As with many things, hypotheticals are not bad in and of themselves. It’s why and how we spend time thinking in the hypothetical.
Brad is playing chess. His opponent can do many possible things. One of those things is to come out with a surprise move and win the game. In order to win, Brad has to spend his time in the hypothetical. If he spends his time worrying that his opponent might win, and moves his pieces with that frame of mind, he won’t win, except if he’s lucky. He’ll also be a nervous wreck during the game.
However, if Brad spends his game critically thinking about the possible moves that his opponent can make, and then plans ahead to either counterattack or manage his opponent’s moves, then he has a much higher chance of winning. It’s still a whole lot of hypothetical, just a matter of how he’s going about it.
Now, I’m not saying that our kids are opponents. Far from it. They are on our team. If we are playing soccer on a team, and we have teammates who spend time worrying about how the other team might kick a ball in their face, or that they might score a goal, is that team member supporting the team? Team players thick critically, and help each other. Even team captains. Team captains who worry, and fret, and second guess their choices have a hard time leading their team. Team captains who are bullheaded also have a hard time leading an effective team.
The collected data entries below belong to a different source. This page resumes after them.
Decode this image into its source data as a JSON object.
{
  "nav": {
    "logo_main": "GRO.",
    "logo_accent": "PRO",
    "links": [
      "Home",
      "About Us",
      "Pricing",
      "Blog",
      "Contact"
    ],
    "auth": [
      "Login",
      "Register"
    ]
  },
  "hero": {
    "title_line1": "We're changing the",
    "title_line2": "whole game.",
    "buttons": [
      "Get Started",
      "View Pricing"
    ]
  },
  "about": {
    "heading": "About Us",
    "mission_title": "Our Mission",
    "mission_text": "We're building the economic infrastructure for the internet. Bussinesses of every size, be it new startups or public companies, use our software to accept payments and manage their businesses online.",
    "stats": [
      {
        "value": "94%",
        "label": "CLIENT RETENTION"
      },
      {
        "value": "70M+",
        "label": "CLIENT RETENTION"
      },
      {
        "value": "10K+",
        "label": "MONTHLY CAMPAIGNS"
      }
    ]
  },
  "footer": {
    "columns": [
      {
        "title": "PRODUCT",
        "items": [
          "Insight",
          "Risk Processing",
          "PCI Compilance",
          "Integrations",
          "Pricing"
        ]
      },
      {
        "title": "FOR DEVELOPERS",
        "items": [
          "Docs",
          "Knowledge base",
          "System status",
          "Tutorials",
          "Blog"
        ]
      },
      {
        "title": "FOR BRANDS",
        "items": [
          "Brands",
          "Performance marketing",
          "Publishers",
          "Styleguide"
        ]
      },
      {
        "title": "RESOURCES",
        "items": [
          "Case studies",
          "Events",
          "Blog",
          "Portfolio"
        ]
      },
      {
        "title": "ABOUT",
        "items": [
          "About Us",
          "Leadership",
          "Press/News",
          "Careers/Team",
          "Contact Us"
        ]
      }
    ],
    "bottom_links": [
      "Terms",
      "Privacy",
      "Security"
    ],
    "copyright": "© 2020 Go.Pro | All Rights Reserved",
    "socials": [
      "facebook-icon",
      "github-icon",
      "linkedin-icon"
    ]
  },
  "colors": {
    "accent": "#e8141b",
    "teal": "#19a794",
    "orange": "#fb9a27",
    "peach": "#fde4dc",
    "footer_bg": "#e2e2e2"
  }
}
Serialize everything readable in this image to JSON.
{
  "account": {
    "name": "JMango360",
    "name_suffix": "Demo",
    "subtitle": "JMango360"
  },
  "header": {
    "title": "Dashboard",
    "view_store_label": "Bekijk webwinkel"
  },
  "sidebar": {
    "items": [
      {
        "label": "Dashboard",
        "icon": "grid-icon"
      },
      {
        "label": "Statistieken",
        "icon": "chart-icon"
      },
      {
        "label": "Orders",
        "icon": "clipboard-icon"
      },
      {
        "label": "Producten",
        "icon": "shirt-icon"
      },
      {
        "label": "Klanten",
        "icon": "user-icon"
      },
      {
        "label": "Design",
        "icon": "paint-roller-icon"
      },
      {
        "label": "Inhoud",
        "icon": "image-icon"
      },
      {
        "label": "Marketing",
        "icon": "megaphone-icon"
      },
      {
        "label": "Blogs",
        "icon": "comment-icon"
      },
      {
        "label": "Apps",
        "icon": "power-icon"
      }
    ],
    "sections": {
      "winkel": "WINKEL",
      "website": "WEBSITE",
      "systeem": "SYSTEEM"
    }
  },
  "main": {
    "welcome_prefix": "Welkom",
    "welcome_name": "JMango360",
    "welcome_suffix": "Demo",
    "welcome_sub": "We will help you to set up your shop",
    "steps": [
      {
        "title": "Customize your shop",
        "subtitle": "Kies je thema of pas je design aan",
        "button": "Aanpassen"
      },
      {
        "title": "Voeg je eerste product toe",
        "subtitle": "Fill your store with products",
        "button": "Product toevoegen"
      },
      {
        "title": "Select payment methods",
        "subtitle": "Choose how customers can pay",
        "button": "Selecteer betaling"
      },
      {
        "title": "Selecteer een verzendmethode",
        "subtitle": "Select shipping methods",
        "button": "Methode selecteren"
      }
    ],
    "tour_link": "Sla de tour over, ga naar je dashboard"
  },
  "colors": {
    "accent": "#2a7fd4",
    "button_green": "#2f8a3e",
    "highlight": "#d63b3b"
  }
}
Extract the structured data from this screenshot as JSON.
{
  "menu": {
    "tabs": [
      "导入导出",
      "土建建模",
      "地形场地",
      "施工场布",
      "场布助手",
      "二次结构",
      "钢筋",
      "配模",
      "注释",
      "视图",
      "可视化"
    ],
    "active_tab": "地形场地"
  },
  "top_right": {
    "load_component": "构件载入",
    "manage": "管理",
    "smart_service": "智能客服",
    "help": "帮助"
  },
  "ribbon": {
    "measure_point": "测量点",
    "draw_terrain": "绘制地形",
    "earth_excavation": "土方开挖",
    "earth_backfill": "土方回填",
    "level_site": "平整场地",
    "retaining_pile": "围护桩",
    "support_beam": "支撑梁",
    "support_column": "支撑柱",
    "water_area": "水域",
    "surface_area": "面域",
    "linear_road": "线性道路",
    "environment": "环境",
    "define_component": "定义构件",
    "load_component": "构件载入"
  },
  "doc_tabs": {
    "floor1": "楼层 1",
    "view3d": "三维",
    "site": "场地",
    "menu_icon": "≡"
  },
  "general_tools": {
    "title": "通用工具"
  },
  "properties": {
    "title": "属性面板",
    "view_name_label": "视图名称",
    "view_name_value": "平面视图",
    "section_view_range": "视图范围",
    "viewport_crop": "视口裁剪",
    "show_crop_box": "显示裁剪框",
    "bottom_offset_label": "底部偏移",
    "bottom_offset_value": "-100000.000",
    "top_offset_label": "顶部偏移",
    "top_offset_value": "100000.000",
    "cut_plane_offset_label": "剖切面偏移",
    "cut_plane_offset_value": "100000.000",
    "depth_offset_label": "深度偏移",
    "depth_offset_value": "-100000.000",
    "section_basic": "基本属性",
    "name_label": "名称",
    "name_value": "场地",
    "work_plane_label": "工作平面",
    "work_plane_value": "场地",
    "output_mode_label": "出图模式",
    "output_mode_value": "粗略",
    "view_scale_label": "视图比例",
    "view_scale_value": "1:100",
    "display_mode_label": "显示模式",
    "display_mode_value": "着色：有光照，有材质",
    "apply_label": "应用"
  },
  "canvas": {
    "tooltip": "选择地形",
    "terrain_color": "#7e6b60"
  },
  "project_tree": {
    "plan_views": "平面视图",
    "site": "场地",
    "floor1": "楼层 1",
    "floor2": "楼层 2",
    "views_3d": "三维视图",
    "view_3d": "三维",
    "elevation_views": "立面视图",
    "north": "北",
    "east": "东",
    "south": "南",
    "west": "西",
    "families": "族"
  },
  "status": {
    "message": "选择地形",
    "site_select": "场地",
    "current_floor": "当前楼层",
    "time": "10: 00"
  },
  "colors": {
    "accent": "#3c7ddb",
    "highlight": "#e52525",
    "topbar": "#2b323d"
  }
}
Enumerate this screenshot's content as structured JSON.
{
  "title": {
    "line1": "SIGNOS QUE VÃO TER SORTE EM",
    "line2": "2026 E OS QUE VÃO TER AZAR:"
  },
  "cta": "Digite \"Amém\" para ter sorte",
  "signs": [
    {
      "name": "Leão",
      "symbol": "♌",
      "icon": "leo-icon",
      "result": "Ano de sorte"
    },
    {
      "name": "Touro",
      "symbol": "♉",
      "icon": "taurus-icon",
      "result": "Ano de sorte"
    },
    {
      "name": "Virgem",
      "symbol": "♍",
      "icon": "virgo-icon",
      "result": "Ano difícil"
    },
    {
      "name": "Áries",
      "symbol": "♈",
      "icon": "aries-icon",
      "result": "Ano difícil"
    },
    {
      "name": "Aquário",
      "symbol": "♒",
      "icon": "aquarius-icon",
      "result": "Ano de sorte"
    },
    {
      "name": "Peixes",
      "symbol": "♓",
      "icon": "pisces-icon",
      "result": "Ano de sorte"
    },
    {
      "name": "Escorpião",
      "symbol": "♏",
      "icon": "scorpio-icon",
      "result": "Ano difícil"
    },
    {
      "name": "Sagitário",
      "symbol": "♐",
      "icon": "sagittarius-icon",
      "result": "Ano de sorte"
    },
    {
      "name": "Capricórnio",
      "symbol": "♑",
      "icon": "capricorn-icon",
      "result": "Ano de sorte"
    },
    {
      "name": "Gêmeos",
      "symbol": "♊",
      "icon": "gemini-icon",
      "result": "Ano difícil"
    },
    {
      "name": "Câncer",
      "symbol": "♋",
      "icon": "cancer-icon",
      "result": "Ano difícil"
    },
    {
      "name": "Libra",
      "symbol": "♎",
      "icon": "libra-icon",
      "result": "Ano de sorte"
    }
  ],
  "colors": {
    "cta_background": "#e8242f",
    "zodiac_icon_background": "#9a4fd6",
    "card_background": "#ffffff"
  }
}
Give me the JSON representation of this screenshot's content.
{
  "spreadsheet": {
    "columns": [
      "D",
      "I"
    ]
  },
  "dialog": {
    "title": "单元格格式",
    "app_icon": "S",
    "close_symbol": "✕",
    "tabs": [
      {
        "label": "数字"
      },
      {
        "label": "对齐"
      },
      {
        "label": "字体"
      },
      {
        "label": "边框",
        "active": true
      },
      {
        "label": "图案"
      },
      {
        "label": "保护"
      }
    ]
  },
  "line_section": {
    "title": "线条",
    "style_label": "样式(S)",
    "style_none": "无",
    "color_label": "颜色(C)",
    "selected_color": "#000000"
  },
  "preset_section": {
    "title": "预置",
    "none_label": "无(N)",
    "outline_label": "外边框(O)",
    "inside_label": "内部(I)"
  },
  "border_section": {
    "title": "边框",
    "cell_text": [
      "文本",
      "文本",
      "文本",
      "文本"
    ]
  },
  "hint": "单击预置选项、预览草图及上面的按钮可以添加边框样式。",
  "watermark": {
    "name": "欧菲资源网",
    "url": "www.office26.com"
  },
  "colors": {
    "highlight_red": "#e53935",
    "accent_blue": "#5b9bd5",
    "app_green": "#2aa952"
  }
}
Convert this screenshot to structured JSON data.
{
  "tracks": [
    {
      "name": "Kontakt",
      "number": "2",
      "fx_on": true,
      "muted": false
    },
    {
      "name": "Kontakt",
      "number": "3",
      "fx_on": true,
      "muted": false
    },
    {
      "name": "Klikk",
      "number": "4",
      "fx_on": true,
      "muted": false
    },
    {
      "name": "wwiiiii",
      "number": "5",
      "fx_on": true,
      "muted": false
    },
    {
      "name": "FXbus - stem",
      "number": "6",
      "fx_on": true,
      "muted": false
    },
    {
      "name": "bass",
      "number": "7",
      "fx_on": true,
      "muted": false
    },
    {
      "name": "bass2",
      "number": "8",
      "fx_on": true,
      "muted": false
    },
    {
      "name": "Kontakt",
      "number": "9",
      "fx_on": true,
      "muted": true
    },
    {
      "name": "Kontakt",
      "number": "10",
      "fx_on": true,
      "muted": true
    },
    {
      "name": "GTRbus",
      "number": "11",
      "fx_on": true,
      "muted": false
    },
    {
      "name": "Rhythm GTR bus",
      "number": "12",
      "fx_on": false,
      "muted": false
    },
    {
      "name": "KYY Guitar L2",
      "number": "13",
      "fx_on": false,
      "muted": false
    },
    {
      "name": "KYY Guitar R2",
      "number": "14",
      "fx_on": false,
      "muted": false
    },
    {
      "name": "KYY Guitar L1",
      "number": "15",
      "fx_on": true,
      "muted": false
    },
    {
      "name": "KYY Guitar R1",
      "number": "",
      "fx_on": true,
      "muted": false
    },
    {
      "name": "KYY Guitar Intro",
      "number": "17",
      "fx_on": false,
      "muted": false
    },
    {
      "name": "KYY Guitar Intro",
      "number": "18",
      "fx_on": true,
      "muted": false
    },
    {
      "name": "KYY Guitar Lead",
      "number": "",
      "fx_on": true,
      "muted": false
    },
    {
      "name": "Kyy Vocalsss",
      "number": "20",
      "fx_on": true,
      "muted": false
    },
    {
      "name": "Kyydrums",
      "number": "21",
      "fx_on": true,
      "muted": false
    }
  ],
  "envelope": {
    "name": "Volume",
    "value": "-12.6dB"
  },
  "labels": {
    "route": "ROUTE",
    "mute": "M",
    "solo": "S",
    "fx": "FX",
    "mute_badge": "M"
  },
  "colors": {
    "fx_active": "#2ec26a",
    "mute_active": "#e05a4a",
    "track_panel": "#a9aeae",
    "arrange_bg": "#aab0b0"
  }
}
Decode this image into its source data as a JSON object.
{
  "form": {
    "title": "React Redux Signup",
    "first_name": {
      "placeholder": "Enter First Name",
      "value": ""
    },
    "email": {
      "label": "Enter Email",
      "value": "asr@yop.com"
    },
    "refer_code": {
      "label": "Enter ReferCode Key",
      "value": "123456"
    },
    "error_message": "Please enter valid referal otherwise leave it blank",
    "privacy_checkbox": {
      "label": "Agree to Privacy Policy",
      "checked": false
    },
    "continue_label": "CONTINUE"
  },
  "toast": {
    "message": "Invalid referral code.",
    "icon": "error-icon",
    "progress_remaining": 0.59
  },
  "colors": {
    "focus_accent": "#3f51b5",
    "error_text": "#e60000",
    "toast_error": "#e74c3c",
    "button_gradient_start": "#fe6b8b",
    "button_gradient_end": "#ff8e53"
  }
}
Here’s another simple truth: We will always miss out. We will always get gipped. So will our kids.
It is practically impossible to do everything. The only thing we can do is fully and completely experience the thing we are doing now. I’m typing this email instead of cleaning the house. Later, I’ll be scampering around town fending off my mother from buying everything my children ask for, instead of sitting at the park while they play. And that’s how it is. If I spend that time wondering if it’s the right choice, or thinking how I maybe something else would be “better”, then not only have I lost the thing I didn’t do, but I lost the thing I’m DOING, as well. Either we are fully here and now, or we are doubly screwing ourselves over.
Here’s another simple truth: Playing video games to escape is different than playing video games because it’s a passion.
The kid we imagine who plays video games in his room all day and never talks to his family, he’s in trouble. He’s not in trouble because he’s playing video games. He’s in trouble because he’s disconnected from his family. Because he’s unhappy, escaping. He doesn’t run downstairs to tell his family about all his adventures. He doesn’t enjoy celebrating at holidays or sharing a family outing. He’s hurting. That’s a child who doesn’t need his video games yanked from him. That is a child who seriously needs help emotionally. The family probably also needs help, because these things don’t happen in isolation.
We can worry about this happening, and make it more likely it will happen. Or we can think critically and know that if this does happen, we are willing to stand up and say, “I’m going to do everything I possibly can to help this family heal, including healing myself.” Even in this very difficult situation, all is not hopeless. Except, when we worry, it does seem hopeless. When we think critically, we realize that every situation is manageable.
On the other hand, a kid who plays a lot of video games, but then comes back to his family and friends on a regular basis, and is happy at family gatherings, and likes to have conversations about his adventures. He reads books, and plans, and all the other things kids do when they are enthusiastic about life, then that’s GOOD. This child is healthy and strong. He is loving life, happy, and enthusiastic. Why mess that up with our own worry and neurosis?
Even if this does become a problem because his obsession is so strong, it takes away from his other life pursuits (say, showering, eating, going outside…), there ARE ways to deal with these things. But not if we worry and stress about them. We HAVE to believe that no matter what happens, we are capable and able parents, and we can deal with it. We are also capable and able enough to recognize when things start getting to be truly unhealthy. Because we are critically thinking, not worrying.
I am a hypothetical preparer. I think ahead, plan, prepare for what-ifs. I’m typically good at strategy games and leading and managing personalities. I don’t worry about what’s going to happen. I expect crap to happen, and I’m ready.
Final simple truth: Crap will happen. It will happen a lot. Get used to it. Then, deal with it.